Wednesday, February 3, 2021

Plumbing

By now it should not be hard to synchronize data between different software systems. We have the storage capacity, the CPU power, and there are a plethora of ways to connect stuff. Still, the situation in the trenches isn’t much better than in the 90s, which is sad.


XML was in many ways an attempt to send around self-documenting data. The grand idea was that you could get stuff from anywhere, and there was enough meta-information included that it could be automatically, and seamlessly imported into your system. No need to write the same endless ETL code over and over again. Yeah.


But rather than mature into that niche, it got bogged down in complexity which made it hard to use. JSON took a few massive steps backward, but at least you could wire it up quickly.


One of the underlying problems is semantic meaning. If one system has a symbolic representation of part of a user’s identity in the real world you have to attach a crazy amount of stuff to it when it is exported in order for a second system to be able to interpret it correctly, in a completely different context. Just knowing the bits, or groking that they are byte encodings of particular glyphs, or even knowing that those glyphs collected together represent an identifier in a particular human language is not enough. The implicit ‘model’ of the information as it is mirrored from the real world in both systems have to hold enough common information that a stable mapping of them is possible. And it’s probably some offbeat artifact of reality that the stability itself probably needs to be bi-directional.
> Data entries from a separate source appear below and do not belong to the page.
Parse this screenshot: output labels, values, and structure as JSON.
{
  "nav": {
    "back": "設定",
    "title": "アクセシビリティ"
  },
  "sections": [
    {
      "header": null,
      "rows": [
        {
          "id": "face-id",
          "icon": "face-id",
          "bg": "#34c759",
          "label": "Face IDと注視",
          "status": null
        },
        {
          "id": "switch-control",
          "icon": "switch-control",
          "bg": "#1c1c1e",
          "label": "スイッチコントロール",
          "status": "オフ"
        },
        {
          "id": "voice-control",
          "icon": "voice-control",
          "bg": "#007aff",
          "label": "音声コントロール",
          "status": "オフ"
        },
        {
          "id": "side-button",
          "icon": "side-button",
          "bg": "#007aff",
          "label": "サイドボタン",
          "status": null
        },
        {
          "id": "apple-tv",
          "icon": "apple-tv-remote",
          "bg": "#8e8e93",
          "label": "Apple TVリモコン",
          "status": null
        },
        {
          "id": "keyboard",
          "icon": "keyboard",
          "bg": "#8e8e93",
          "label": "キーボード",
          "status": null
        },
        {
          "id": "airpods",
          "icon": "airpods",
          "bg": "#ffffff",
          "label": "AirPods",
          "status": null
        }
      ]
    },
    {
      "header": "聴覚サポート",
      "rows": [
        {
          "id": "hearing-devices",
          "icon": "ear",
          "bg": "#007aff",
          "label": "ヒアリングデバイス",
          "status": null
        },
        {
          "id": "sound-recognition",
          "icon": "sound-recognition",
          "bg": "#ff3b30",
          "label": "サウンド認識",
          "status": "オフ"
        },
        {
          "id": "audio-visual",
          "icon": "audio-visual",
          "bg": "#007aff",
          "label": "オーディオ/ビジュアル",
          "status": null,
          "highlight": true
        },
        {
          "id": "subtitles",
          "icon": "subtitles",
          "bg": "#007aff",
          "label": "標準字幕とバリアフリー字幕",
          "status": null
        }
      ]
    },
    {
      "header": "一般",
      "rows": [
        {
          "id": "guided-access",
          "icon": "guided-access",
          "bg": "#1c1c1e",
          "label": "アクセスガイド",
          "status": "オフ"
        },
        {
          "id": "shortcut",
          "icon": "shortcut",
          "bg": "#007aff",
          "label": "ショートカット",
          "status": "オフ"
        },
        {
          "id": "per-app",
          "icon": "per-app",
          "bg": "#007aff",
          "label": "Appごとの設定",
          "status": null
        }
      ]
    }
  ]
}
We could play with the idea that the two systems engage in a Q&A session. The second system keeps asking “what do you mean by xxxx?”, slowly descending the other system’s knowledge graph until it hits an ‘ah-ha’ moment. Oddly, if they were both event-based, then the conversation would only have to occur after one of them changed code or config, so not that frequently and probably not in haste.


That, of course, would be a crazy amount of code. As well as implementing the system you’d have to implement a malleable knowledge graph that spanned each and every line of code and a standard protocol to traverse it. It’s no surprise that we haven’t seen this type of code in the wild yet, and may never see it.
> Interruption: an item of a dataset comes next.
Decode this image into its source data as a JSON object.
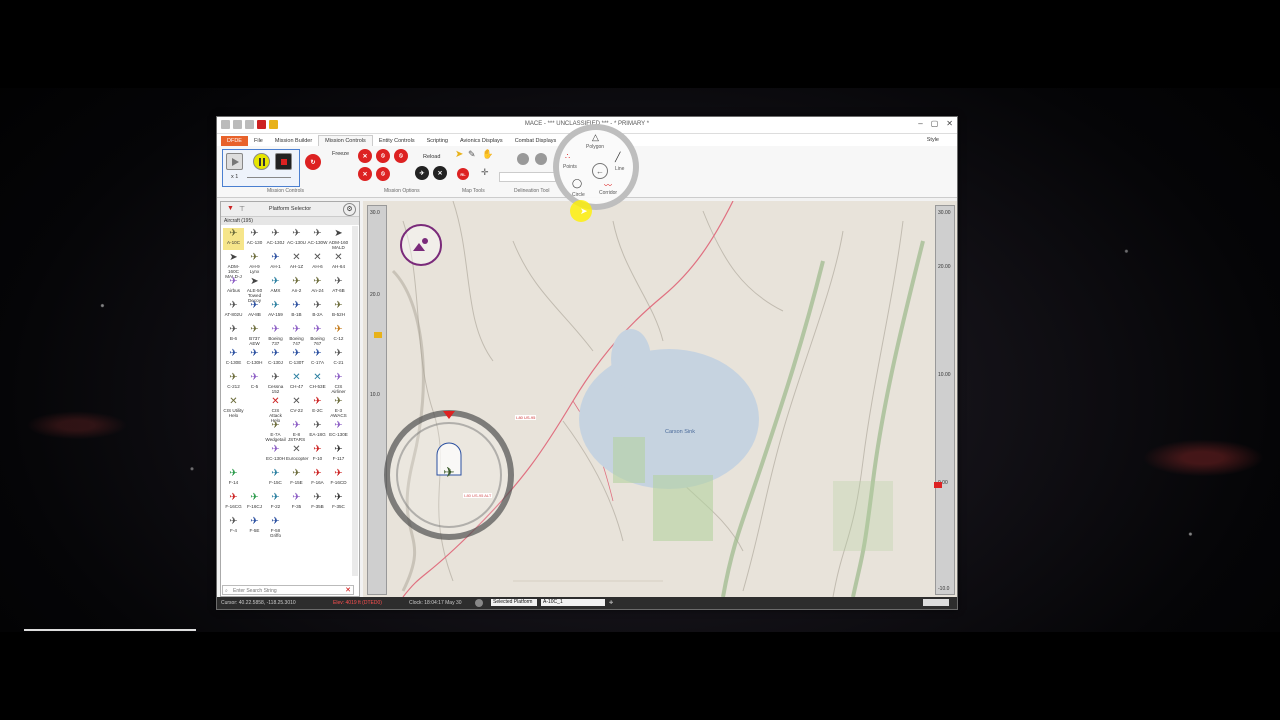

What if we went the other way? A system needing data contacted an intermediary and requested data. Another system contacts the same intermediary and offers to share data. That gives us two structural representations of a complex set of variables. Some map one to one, based on a mapping between the labels. Some have arbitrarily complex mappings, that in the worst case could include state. If the intermediary system had a way of throwing up its hands, admitting defeat, and bothering a few human beings for intervention, that version of the problem might be solvable. Certainly, the export and import from the two systems is well constrained. The interface is fairly simple. And, over time, as the intermediary built up a sophisticated database of the different sources and requestors, the effort to connect would converge on being fully automatable.


If the request for data had a property that any imports were idempotent with what amounts to a universal key for that specific entity, then the whole thing would also be fairly resilient to change. If the paradigm for the intermediary’s interface was a fancy to-do list based on incoming requests one could prioritize the connectivity based on organizational needs. 


So, one programmer’s assignment would be to send all of the public entities to X. X might choose to not save them, it isn’t a historic database, but it would accept any and everything.


Another programmer’s assignment would be to add in some background task to get an entity from X. It might poll if that works, or it might just register for an event, and get data as it is received.


Neither programmer cares about the other’s schema or field names or any other thing, They deal with what they need or already have. No fiddling.


In their calls, they include a contact email, each time. Then they wait.


A data administer sees that there is a publisher that kinda matches one or more requestors. Kinda. They can contact either side to get more info, or make suggestions. They have some ability to put small computations into the pipeline. They can contact others to sort through naming issues. At some point, hopefully, with minimal changes to either side, they just flip a switch, and each instance of the entities gets translated. The receiving system springs to life.


Obviously, they do this in a testing environment. Once it is agreed upon, the publishers go into production first, it is verified, then the receivers go live. The schedule for this work is fairly deterministic and estimable after the agreement from testing is reached. 


Ah, but what about ‘state’ you say? Yea, that is a problem. Some of it is mitigated by keys and idempotency. One can utilize that to support historic requests.


Other state variables more often tend to be embedded in the data itself. And with an event handling mechanism, you could have one system offer up a status to be consumed by another. Which segues nicely into error handling. The intermediary could fill in errors with a computation, say one system polls for the state of the other, since a specific time. The response could be computed to be ‘down’ if within that window there was no publishing of a heartbeat.


We can do similar things with abstract variables, like computing response time between heartbeats. It opens up a lot of great ways to monitor stuff.


A nice secondary attribute is that the intermediate system effectively documents the system interconnections. It can produce nice reports. 


But it won’t scale? Ya, sure it will. Not as one galactic intermediary system, but as many many smaller completely independent ones that could even be parallelized for big data flows. It won’t be super slow, but it's not the mechanism one needs for real-time data anyways, that is usually custom code, but very expensive code so you want to keep it to a minimum. It’s an 80/20 solution. If there are hundreds of these beasts running, you could still have one data management interface that binds them all together at an organizational level. Each instance has a synced persistent copy of only the data that it needs, not all of it.